A Personagem Mistério

O DN tem hoje online uma entrevista com alguém que, ao que parece, afirma que "Marques Mendes não tem causas nem carisma". Isto depreendo eu, porque a afirmação nem sequer vem entre aspas.
Falta também outro pequeno pormenor: não surge o nome do entrevistado. Alguém me ajuda a perceber quem é? É que não vejo mesmo...

08 dezembro 2006

"O Sangue dos Outros"

Um texto de Rodrigo Guedes de Carvalho, hoje no Expresso.
Vale a pena ler.

06 dezembro 2006

Informação de Serviço Público

Para o Caso de Alguém Ainda Não Ter Percebido...

O metro retoma o tema dos jovens mandriões, desta vez referindo-se-lhes como "universitários".E para o caso de não ter MESMO percebido... Repete no interior o que diz na primeira página:
http://www.metropoint.com/ftp/20061206_Lisbon.pdf

04 dezembro 2006

E Por Falar Em Coisas Incompreensíveis...

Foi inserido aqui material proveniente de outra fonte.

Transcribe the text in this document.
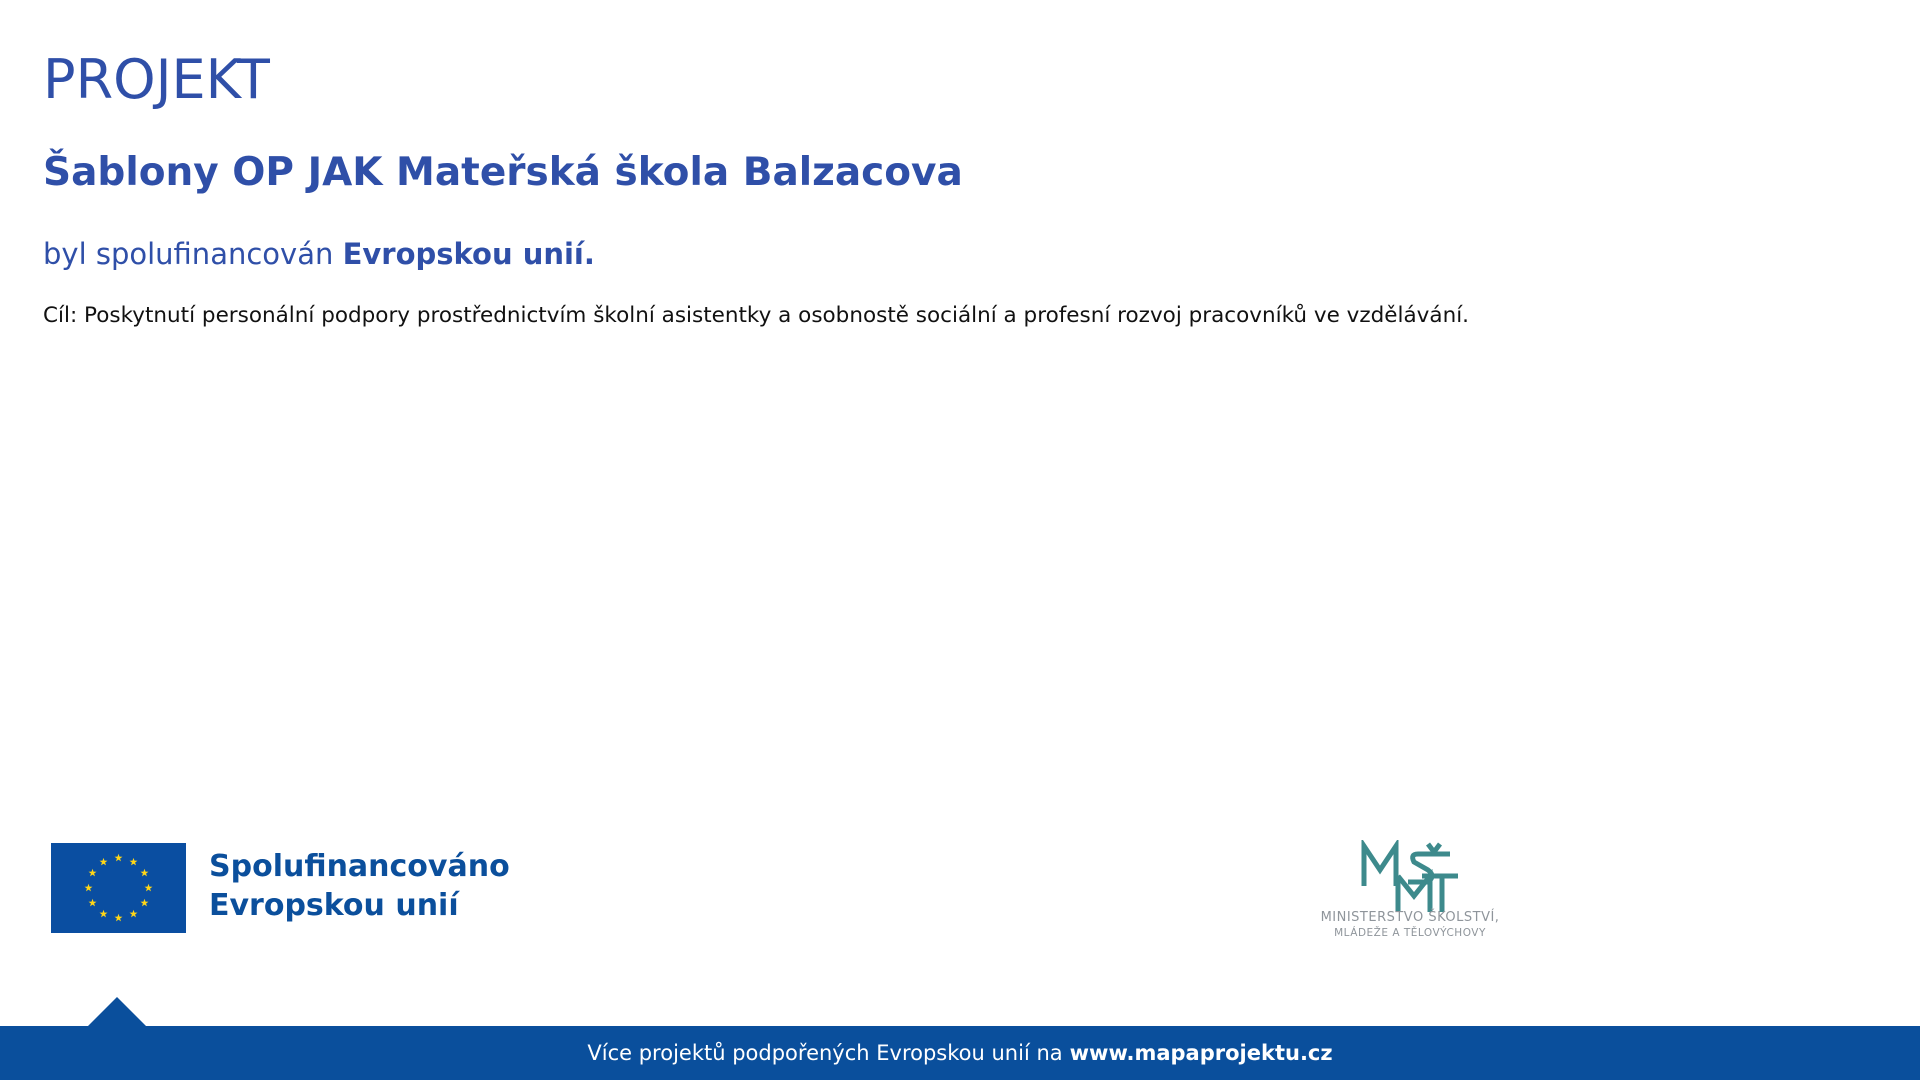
PROJEKT
Šablony OP JAK Mateřská škola Balzacova

byl spolufinancován Evropskou unií.

Cíl: Poskytnutí personální podpory prostřednictvím školní asistentky a osobnostě sociální a profesní rozvoj pracovníků ve vzdělávání.

Spolufinancováno
Evropskou unií	MINISTERSTVO ŠKOLSTVÍ,
MLÁDEŽE A TĚLOVÝCHOVY
Více projektů podpořených Evropskou unií na www.mapaprojektu.cz
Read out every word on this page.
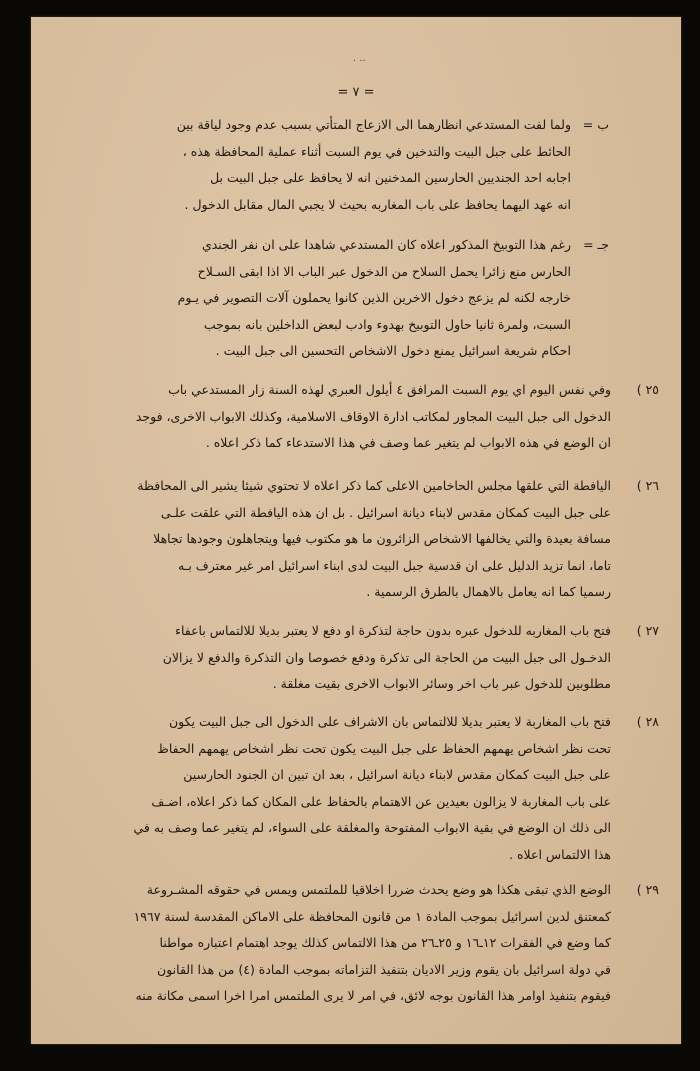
. ..
= ٧ =
ب =
ولما لفت المستدعي انظارهما الى الازعاج المتأتي بسبب عدم وجود لياقة بين
الحائط على جبل البيت والتدخين في يوم السبت أثناء عملية المحافظة هذه ،
اجابه احد الجنديين الحارسين المدخنين انه لا يحافظ على جبل البيت بل
انه عهد اليهما يحافظ على باب المغاربه بحيث لا يجبي المال مقابل الدخول .
جـ =
رغم هذا التوبيخ المذكور اعلاه كان المستدعي شاهدا على ان نفر الجندي
الحارس منع زائرا يحمل السلاح من الدخول عبر الباب الا اذا ابقى السـلاح
خارجه لكنه لم يزعج دخول الاخرين الذين كانوا يحملون آلات التصوير في يـوم
السبت، ولمرة ثانيا حاول التوبيخ بهدوء وادب لبعض الداخلين بانه بموجب
احكام شريعة اسرائيل يمنع دخول الاشخاص التحسين الى جبل البيت .
٢٥ )
وفي نفس اليوم اي يوم السبت المرافق ٤ أيلول العبري لهذه السنة زار المستدعي باب
الدخول الى جبل البيت المجاور لمكاتب ادارة الاوقاف الاسلامية، وكذلك الابواب الاخرى، فوجد
ان الوضع في هذه الابواب لم يتغير عما وصف في هذا الاستدعاء كما ذكر اعلاه .
٢٦ )
اليافطة التي علقها مجلس الحاخامين الاعلى كما ذكر اعلاه لا تحتوي شيئا يشير الى المحافظة
على جبل البيت كمكان مقدس لابناء ديانة اسرائيل . بل ان هذه اليافطة التي علقت علـى
مسافة بعيدة والتي يخالفها الاشخاص الزائرون ما هو مكتوب فيها ويتجاهلون وجودها تجاهلا
تاما، انما تزيد الدليل على ان قدسية جبل البيت لدى ابناء اسرائيل امر غير معترف بـه
رسميا كما انه يعامل بالاهمال بالطرق الرسمية .
٢٧ )
فتح باب المغاربه للدخول عبره بدون حاجة لتذكرة او دفع لا يعتبر بديلا للالتماس باعفاء
الدخـول الى جبل البيت من الحاجة الى تذكرة ودفع خصوصا وان التذكرة والدفع لا يزالان
مطلوبين للدخول عبر باب اخر وسائر الابواب الاخرى بقيت مغلقة .
٢٨ )
فتح باب المغاربة لا يعتبر بديلا للالتماس بان الاشراف على الدخول الى جبل البيت يكون
تحت نظر اشخاص يهمهم الحفاظ على جبل البيت يكون تحت نظر اشخاص يهمهم الحفاظ
على جبل البيت كمكان مقدس لابناء ديانة اسرائيل ، بعد ان تبين ان الجنود الحارسين
على باب المغاربة لا يزالون بعيدين عن الاهتمام بالحفاظ على المكان كما ذكر اعلاه، اضـف
الى ذلك ان الوضع في بقية الابواب المفتوحة والمغلقة على السواء، لم يتغير عما وصف به في
هذا الالتماس اعلاه .
٢٩ )
الوضع الذي تبقى هكذا هو وضع يحدث ضررا اخلاقيا للملتمس ويمس في حقوقه المشـروعة
كمعتنق لدين اسرائيل بموجب المادة ١ من قانون المحافظة على الاماكن المقدسة لسنة ١٩٦٧
كما وضع في الفقرات ١٢ـ١٦ و ٢٥ـ٢٦ من هذا الالتماس كذلك يوجد اهتمام اعتباره مواطنا
في دولة اسرائيل بان يقوم وزير الاديان بتنفيذ التزاماته بموجب المادة (٤) من هذا القانون
فيقوم بتنفيذ اوامر هذا القانون بوجه لائق، في امر لا يرى الملتمس امرا اخرا اسمى مكانة منه
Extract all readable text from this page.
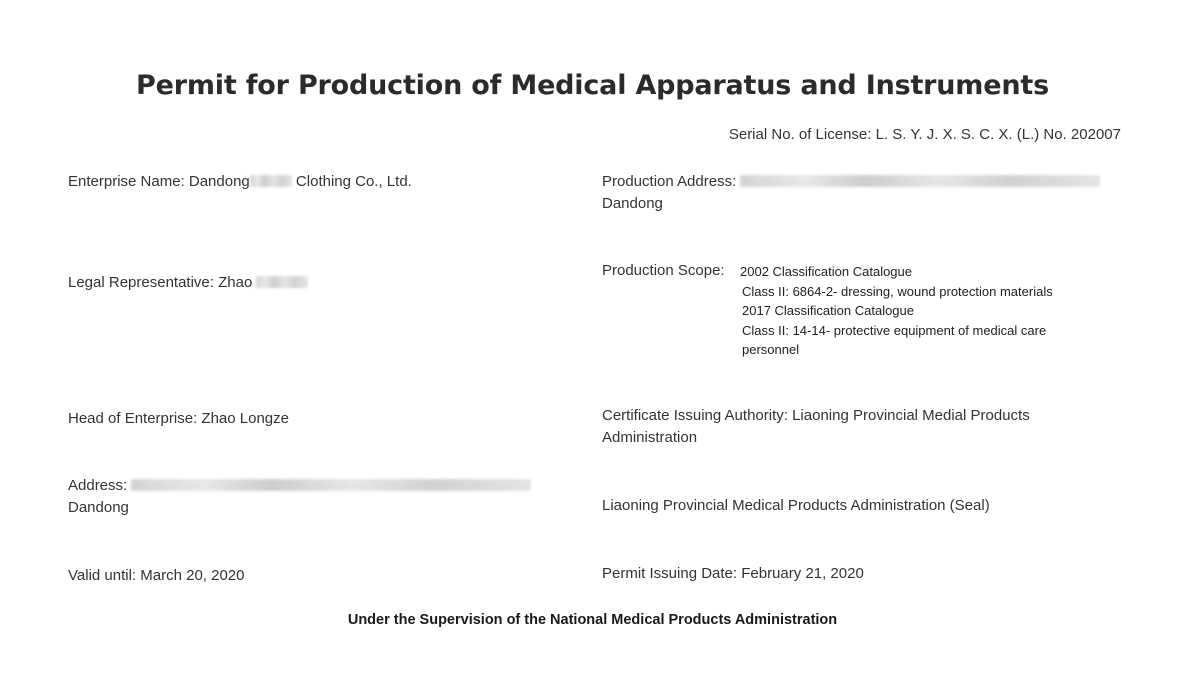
Permit for Production of Medical Apparatus and Instruments
Serial No. of License: L. S. Y. J. X. S. C. X. (L.) No. 202007
Enterprise Name: Dandong	Clothing Co., Ltd.
Legal Representative: Zhao
Head of Enterprise: Zhao Longze
Address:
Dandong
Valid until: March 20, 2020
Production Address:
Dandong
Production Scope: 2002 Classification Catalogue
Class II: 6864-2- dressing, wound protection materials
2017 Classification Catalogue
Class II: 14-14- protective equipment of medical care
personnel
Certificate Issuing Authority: Liaoning Provincial Medial Products
Administration
Liaoning Provincial Medical Products Administration (Seal)
Permit Issuing Date: February 21, 2020
Under the Supervision of the National Medical Products Administration
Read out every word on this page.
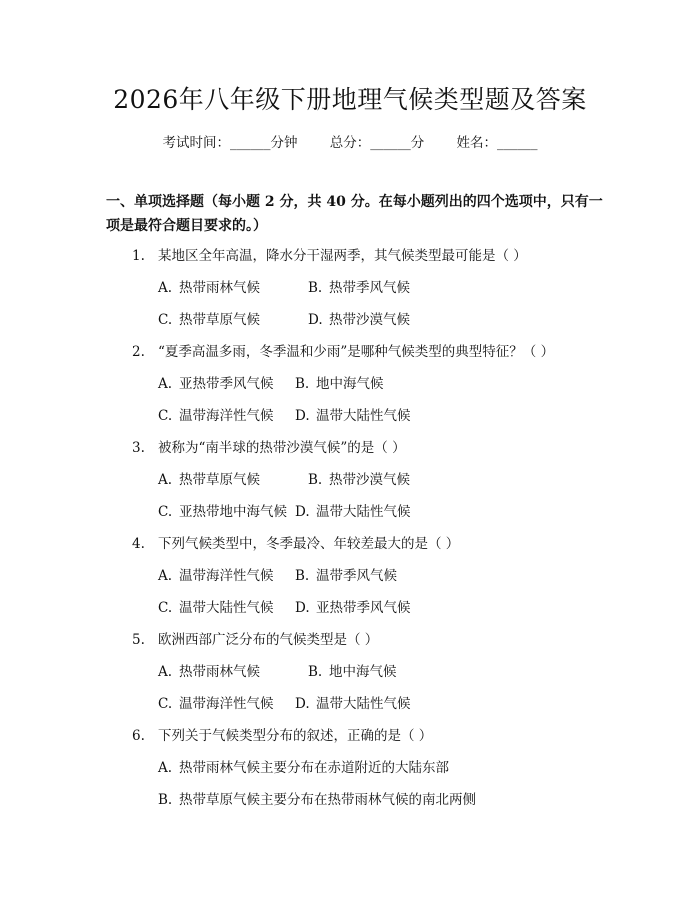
2026年八年级下册地理气候类型题及答案
考试时间：______分钟 总分：______分 姓名：______
一、单项选择题（每小题 2 分，共 40 分。在每小题列出的四个选项中，只有一项是最符合题目要求的。）
1. 某地区全年高温，降水分干湿两季，其气候类型最可能是（ ）
A. 热带雨林气候	B. 热带季风气候
C. 热带草原气候	D. 热带沙漠气候
2. “夏季高温多雨，冬季温和少雨”是哪种气候类型的典型特征？（ ）
A. 亚热带季风气候 B. 地中海气候
C. 温带海洋性气候 D. 温带大陆性气候
3. 被称为“南半球的热带沙漠气候”的是（ ）
A. 热带草原气候	B. 热带沙漠气候
C. 亚热带地中海气候 D. 温带大陆性气候
4. 下列气候类型中，冬季最冷、年较差最大的是（ ）
A. 温带海洋性气候 B. 温带季风气候
C. 温带大陆性气候 D. 亚热带季风气候
5. 欧洲西部广泛分布的气候类型是（ ）
A. 热带雨林气候	B. 地中海气候
C. 温带海洋性气候 D. 温带大陆性气候
6. 下列关于气候类型分布的叙述，正确的是（ ）
A. 热带雨林气候主要分布在赤道附近的大陆东部
B. 热带草原气候主要分布在热带雨林气候的南北两侧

Deixo aqui o link para um texto de Miguel Gaspar no Diário de Notícias de hoje: E que tal descodificar?
Levanta uma questão que me parece pertinente e interessante.

Acata... Quê??

No Telejornal da Sic Notícias, oiço o pivô falar em "medidas acatatórias".
Está decidido, é desta que vou comprar um dicionário novo.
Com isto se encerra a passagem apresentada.